After walking my morning mile, I lunged Gabbrielle. She started out great, but then got bored and started bolting and pulling my arm out of its socket. My husband wants to buy me a round pen so that she can't do that, but I want her to just learn to be light on the rope and only change gaits when I say so. It's going to take a lot of corrections and praise at this point to get her to that goal. She did suffer one natural consequence of bolting when she stepped into a deep hole and fell on her face. You can bet she slowed down after that.
Lostine took off like a bat out of hell and galloped circles around me for about ten minutes. I decided not to correct her or slow her down, because she was light on the rope and it was just so dang good to see her run like that after the terrible condition she was in earlier this summer. I could tell that she was really enjoying herself. Of course, she can run anytime she wants, but I guess being back in school got her excited. She ran until she was huffing and puffing and dripping with sweat. I had to walk her for a while around the four acres to cool her down.
She was so relaxed that I decided to take her out into the desert on the trails via lead rope and see if she'd do any better with the herd-bound issues. She was okay until we got through the gate, but then kept spinning around because Gabbrielle was screaming for her. I tried to lead her around, but it was more like she was leading me around. I whacked her on the chest with the end of the lead rope to get her to hang loose next to my shoulder instead of pulling ahead. It worked at first, but then she eventually got desensitized to it. My shoulder hurt from trying to hold her next to me, so I just let her run circles around me. When she settled down, we headed back to the house.
My husband said that Gabbrielle was galloping from one end of the paddock to the other, checking each stall over and over to see if a gate suddenly opened somewhere. He thought she was going to try to jump the 6-foot fence.

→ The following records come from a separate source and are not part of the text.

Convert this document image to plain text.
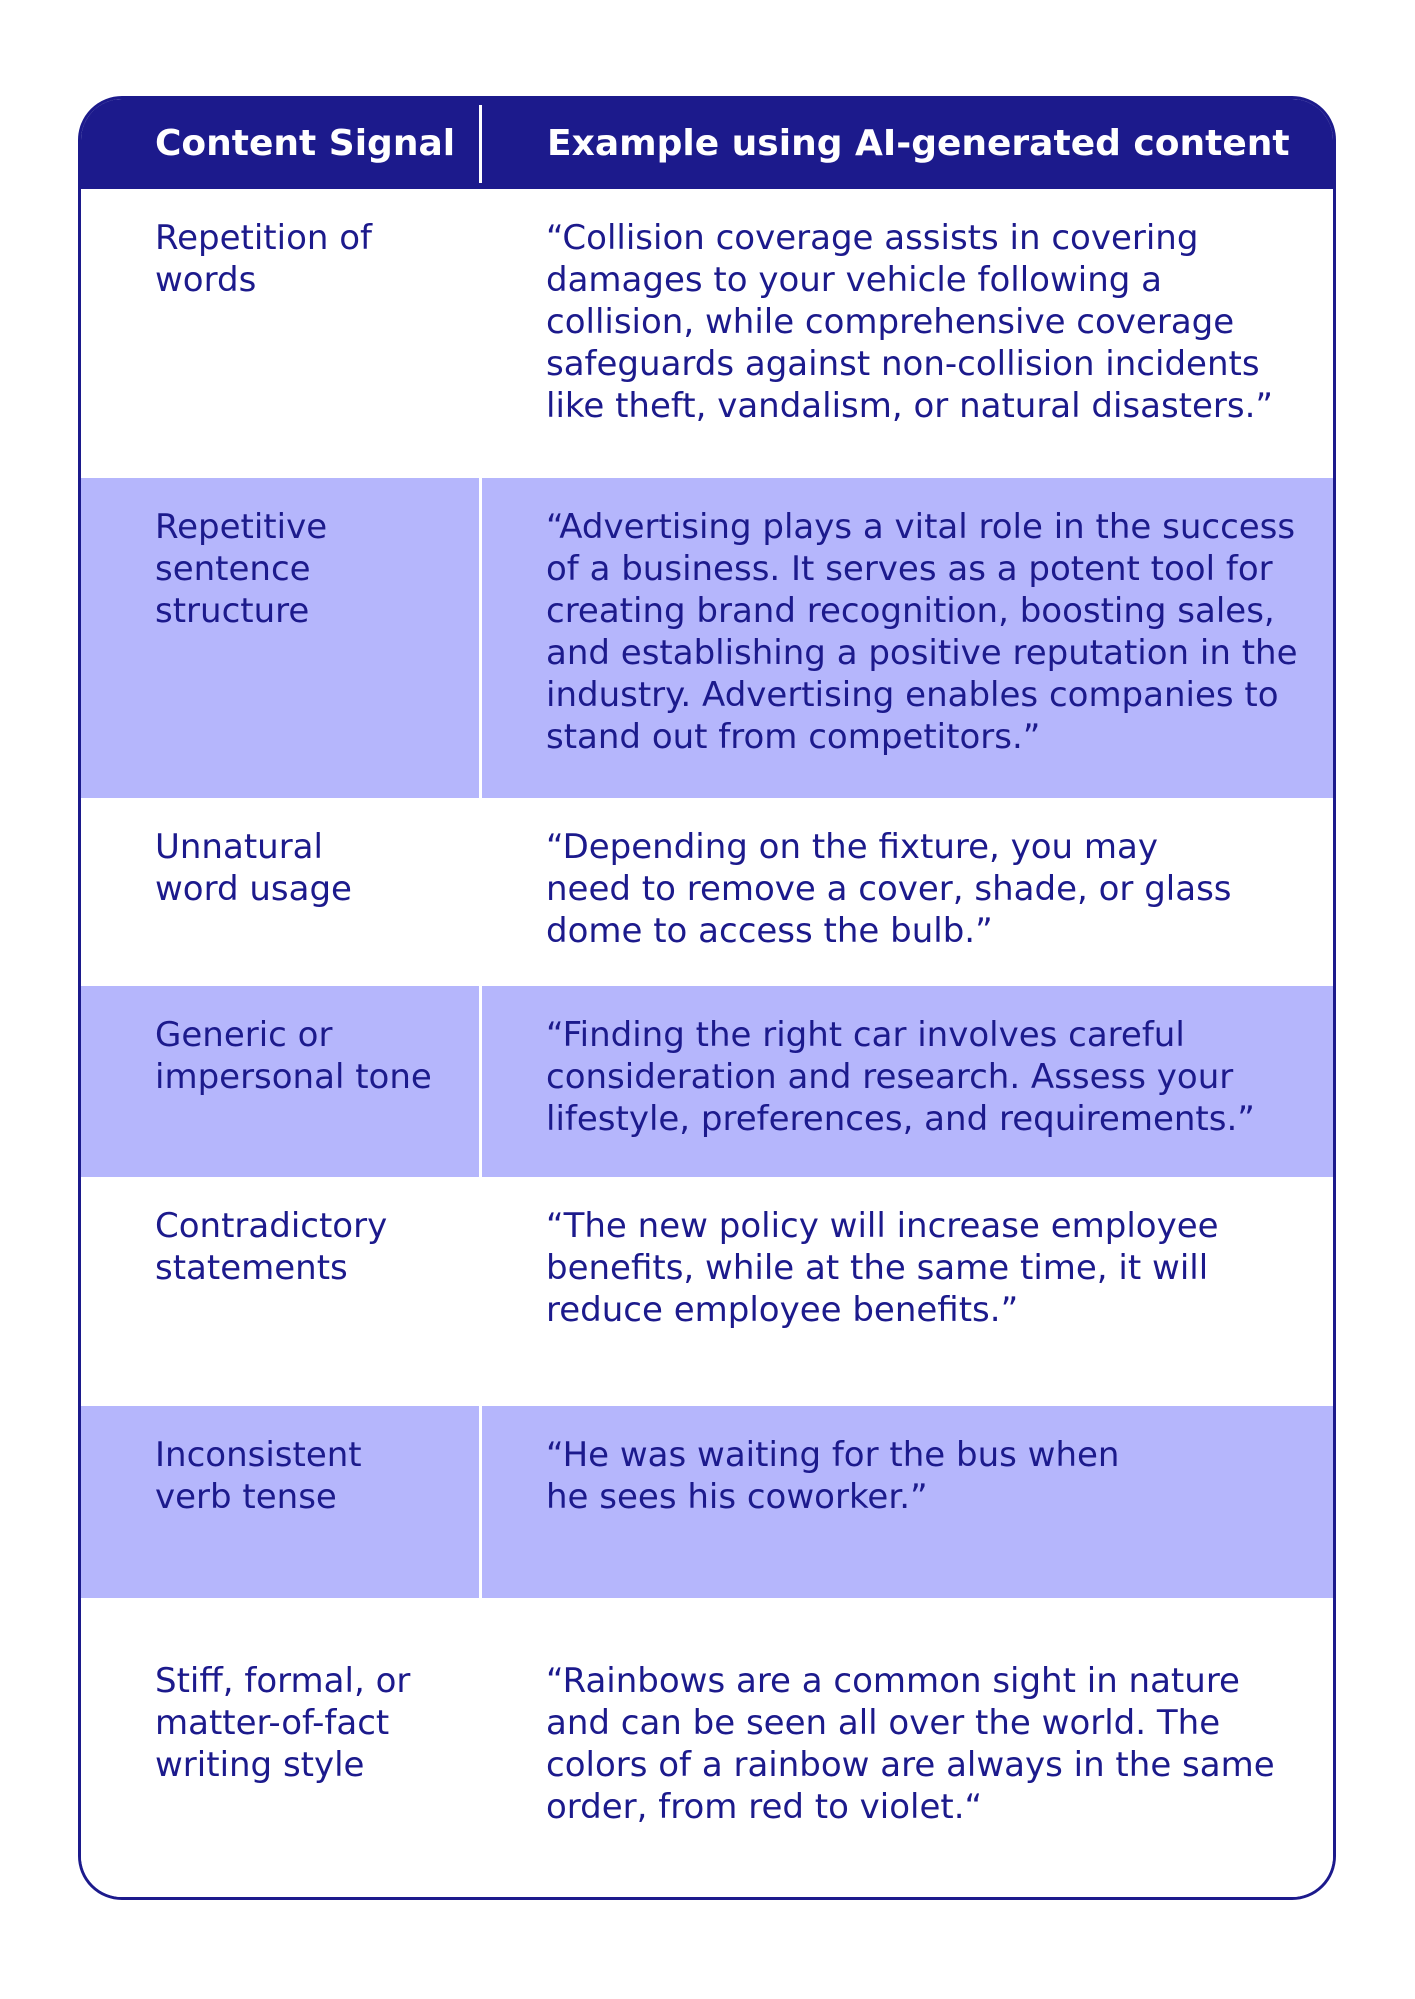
Content Signal	Example using AI-generated content
Repetition of
words
“Collision coverage assists in covering
damages to your vehicle following a
collision, while comprehensive coverage
safeguards against non-collision incidents
like theft, vandalism, or natural disasters.”
Repetitive
sentence
structure
“Advertising plays a vital role in the success
of a business. It serves as a potent tool for
creating brand recognition, boosting sales,
and establishing a positive reputation in the
industry. Advertising enables companies to
stand out from competitors.”
Unnatural
word usage
“Depending on the fixture, you may
need to remove a cover, shade, or glass
dome to access the bulb.”
Generic or
impersonal tone
“Finding the right car involves careful
consideration and research. Assess your
lifestyle, preferences, and requirements.”
Contradictory
statements
“The new policy will increase employee
benefits, while at the same time, it will
reduce employee benefits.”
Inconsistent
verb tense
“He was waiting for the bus when
he sees his coworker.”
Stiff, formal, or
matter-of-fact
writing style
“Rainbows are a common sight in nature
and can be seen all over the world. The
colors of a rainbow are always in the same
order, from red to violet.“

I lunged Bombay and saw his tail going up higher and higher along with his head. He kept looking at the arroyo, so I was expecting a coyote to appear, but instead about six or eight kids on bicycles rode to the top of the bluff and watched us a bit, then rode off. Yesterday I was taking Gabbrielle for a walk when two girls with two dogs started coming down the bluff until they saw us. Then they turned around and went back up because they knew they were trespassing. They stood up there watching me walk Gabbrielle, who was pointing at them and snorting. I cut her loose, and she charged the girls and their dogs, which totally surprised me. It was aggression, like my horse was trying to chase them off. I don't think it was just curiosity. I've never seen a domestic horse behave that way. The funny thing was that she succeeded, because the girls ran off with their dogs.

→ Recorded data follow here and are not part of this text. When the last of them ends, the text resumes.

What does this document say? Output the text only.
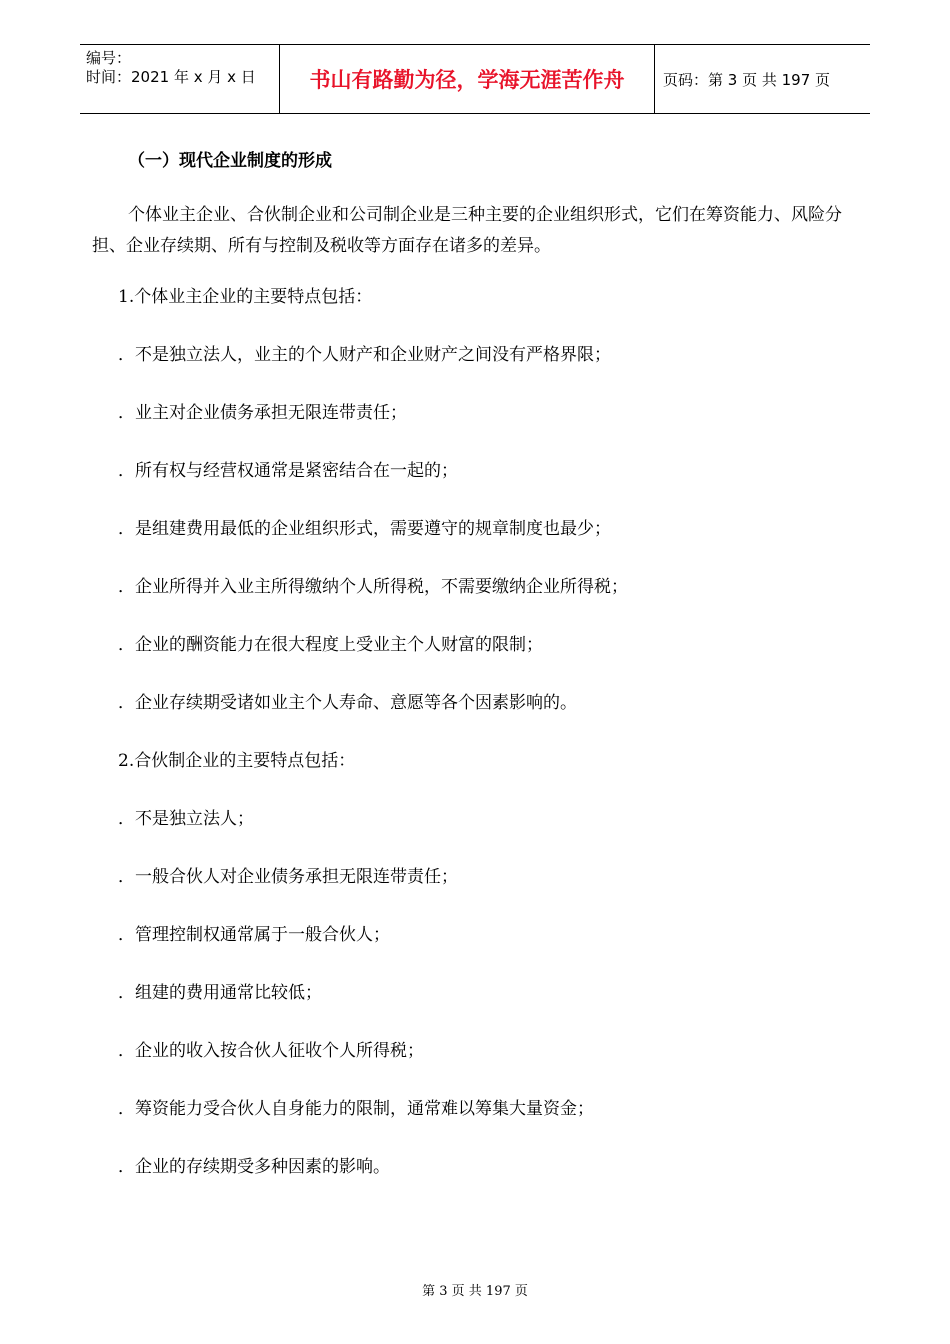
编号：
时间：2021 年 x 月 x 日	书山有路勤为径，学海无涯苦作舟	页码：第 3 页 共 197 页
（一）现代企业制度的形成
个体业主企业、合伙制企业和公司制企业是三种主要的企业组织形式，它们在筹资能力、风险分担、企业存续期、所有与控制及税收等方面存在诸多的差异。
1.个体业主企业的主要特点包括：
．不是独立法人，业主的个人财产和企业财产之间没有严格界限；
．业主对企业债务承担无限连带责任；
．所有权与经营权通常是紧密结合在一起的；
．是组建费用最低的企业组织形式，需要遵守的规章制度也最少；
．企业所得并入业主所得缴纳个人所得税，不需要缴纳企业所得税；
．企业的酬资能力在很大程度上受业主个人财富的限制；
．企业存续期受诸如业主个人寿命、意愿等各个因素影响的。
2.合伙制企业的主要特点包括：
．不是独立法人；
．一般合伙人对企业债务承担无限连带责任；
．管理控制权通常属于一般合伙人；
．组建的费用通常比较低；
．企业的收入按合伙人征收个人所得税；
．筹资能力受合伙人自身能力的限制，通常难以筹集大量资金；
．企业的存续期受多种因素的影响。
第 3 页 共 197 页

I rode Bombay in the arena, but was having problems steering him again. I was trying to figure out what I was doing wrong, and then Gabbrielle started playing with the step stool, the lead rope I left on the ground, and the riding crop that I accidentally dropped when mounting. She gets a hold of the leather on the ends of the rope and the crop and chews it, so I had to keep pushing Bombay into her to chase her off. I had to be careful to stay in control with my voice, because Gabbrielle has no qualms about kicking Bombay nowadays. I was taking a gamble that she wouldn't kick him if I was on him.
While herding her around, a low flying plane began circling us or something. I was so concentrated on Gabbrielle's body language, getting ready to dodge a kick, so I couldn't look up, but this pilot was totally obnoxious and would not go away. My husband mentioned that he heard it from inside the house, and it sounded like the pilot was dive bombing us and doing tricks.

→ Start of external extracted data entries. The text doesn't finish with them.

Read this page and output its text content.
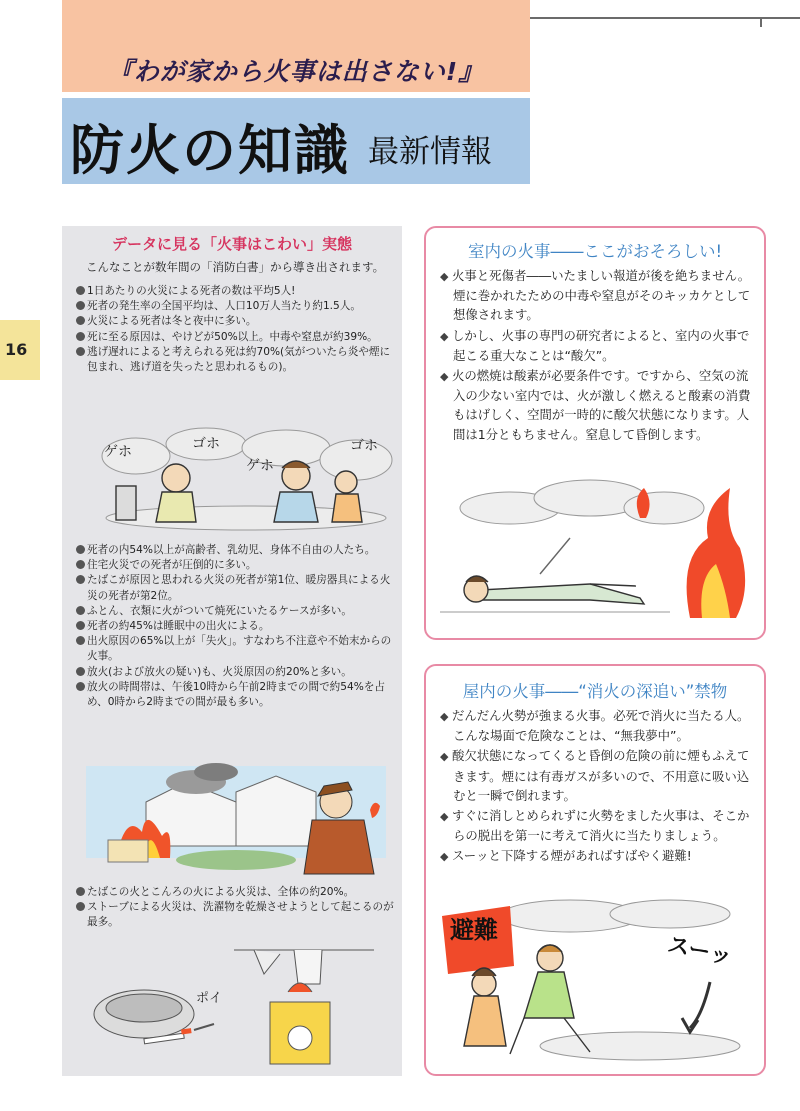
『わが家から火事は出さない!』
防火の知識 最新情報
16
データに見る「火事はこわい」実態
こんなことが数年間の「消防白書」から導き出されます。
1日あたりの火災による死者の数は平均5人!
死者の発生率の全国平均は、人口10万人当たり約1.5人。
火災による死者は冬と夜中に多い。
死に至る原因は、やけどが50%以上。中毒や窒息が約39%。
逃げ遅れによると考えられる死は約70%(気がついたら炎や煙に包まれ、逃げ道を失ったと思われるもの)。
ゲホ	ゴホ
ゲホ
ゴホ
死者の内54%以上が高齢者、乳幼児、身体不自由の人たち。
住宅火災での死者が圧倒的に多い。
たばこが原因と思われる火災の死者が第1位、暖房器具による火災の死者が第2位。
ふとん、衣類に火がついて焼死にいたるケースが多い。
死者の約45%は睡眠中の出火による。
出火原因の65%以上が「失火」。すなわち不注意や不始末からの火事。
放火(および放火の疑い)も、火災原因の約20%と多い。
放火の時間帯は、午後10時から午前2時までの間で約54%を占め、0時から2時までの間が最も多い。
たばこの火とこんろの火による火災は、全体の約20%。
ストーブによる火災は、洗濯物を乾燥させようとして起こるのが最多。
ポイ
室内の火事――ここがおそろしい!
◆ 火事と死傷者――いたましい報道が後を絶ちません。煙に巻かれたための中毒や窒息がそのキッカケとして想像されます。
◆ しかし、火事の専門の研究者によると、室内の火事で起こる重大なことは“酸欠”。
◆ 火の燃焼は酸素が必要条件です。ですから、空気の流入の少ない室内では、火が激しく燃えると酸素の消費もはげしく、空間が一時的に酸欠状態になります。人間は1分ともちません。窒息して昏倒します。
屋内の火事――“消火の深追い”禁物
◆ だんだん火勢が強まる火事。必死で消火に当たる人。こんな場面で危険なことは、“無我夢中”。
◆ 酸欠状態になってくると昏倒の危険の前に煙もふえてきます。煙には有毒ガスが多いので、不用意に吸い込むと一瞬で倒れます。
◆ すぐに消しとめられずに火勢をました火事は、そこからの脱出を第一に考えて消火に当たりましょう。
◆ スーッと下降する煙があればすばやく避難!
避難
スーッ
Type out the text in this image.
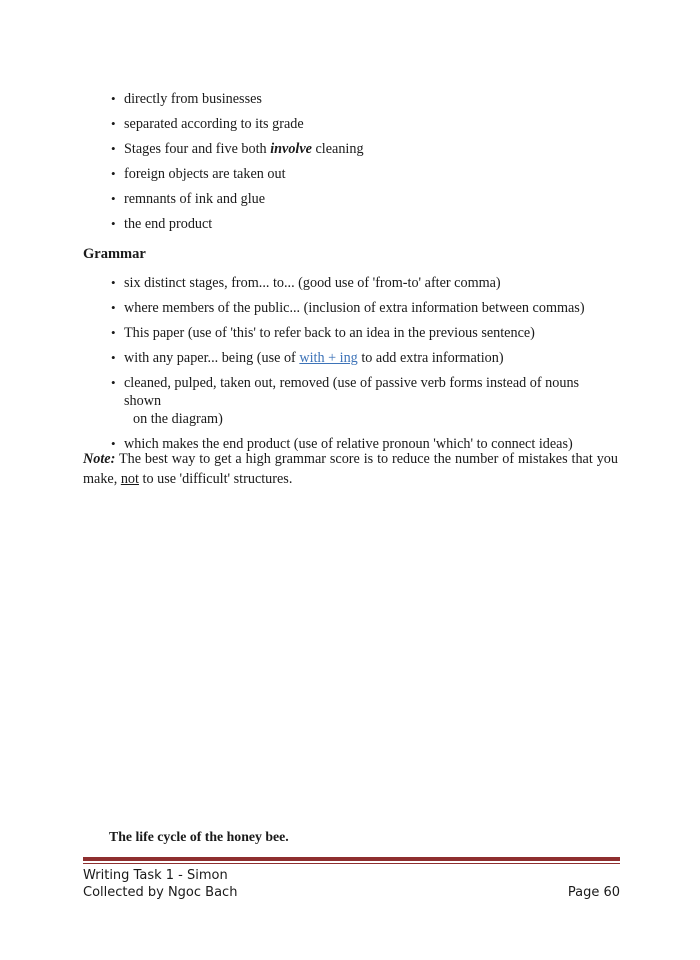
• directly from businesses
• separated according to its grade
• Stages four and five both involve cleaning
• foreign objects are taken out
• remnants of ink and glue
• the end product
Grammar
• six distinct stages, from... to... (good use of 'from-to' after comma)
• where members of the public... (inclusion of extra information between commas)
• This paper (use of 'this' to refer back to an idea in the previous sentence)
• with any paper... being (use of with + ing to add extra information)
• cleaned, pulped, taken out, removed (use of passive verb forms instead of nouns shown
on the diagram)
• which makes the end product (use of relative pronoun 'which' to connect ideas)

Note: The best way to get a high grammar score is to reduce the number of mistakes that you make, not to use 'difficult' structures.

The life cycle of the honey bee.
Writing Task 1 - Simon
Collected by Ngoc Bach	Page 60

After a while, both Bombay and I were bored and I still hadn't fine-tuned his steering. My husband is really good about coming outside to see if I need his help with anything when I'm riding. I cannot mount a horse from the ground. I have to use a step, so once I'm up, I'm up. I've gained a lot of weight over the summer, and it takes a tremendous amount of energy for me to mount and dismount, and I don't want to use up all my energy doing that repeatedly. I'd rather spend my time in the saddle.
I remembered that my son had left me some colored cones in the garage, and asked my husband to get them and lay them out so that I can use them like a slalom course. He also brought out two big traffic cones we used to warn people of construction around our properties. At first Bombay was eyeing the cones, tilting his head to the side and pointing his eye at them, so I circled them for a while until he lost his concern. He went right through the traffic cones on every pass without balking, so I know his problem with the gate is simply his resistance to leave the herd.
My husband was kind enough to take pictures too.
The cones did end up helping give Bombay a goal, so he was more responsive to my steering cues. He's the type of horse who asks why when I say, "Go left." But if he sees that if we go to the left we will go around a cone or through some cones rather than over them, he doesn't question my decisions.
It is overwhelming having three horses who all have various issues after being "out to pasture" for so long, but we are making progress. Last week I couldn't tie a horse to the trailer to saddle up, because the trailer blocked the horses' views of each other and they'd run back and forth whinnying. Try putting boots on a horse that is running from side to side. Not fun nor simple. But now the horses will stand behind the trailer without fussing. I have to celebrate the little things.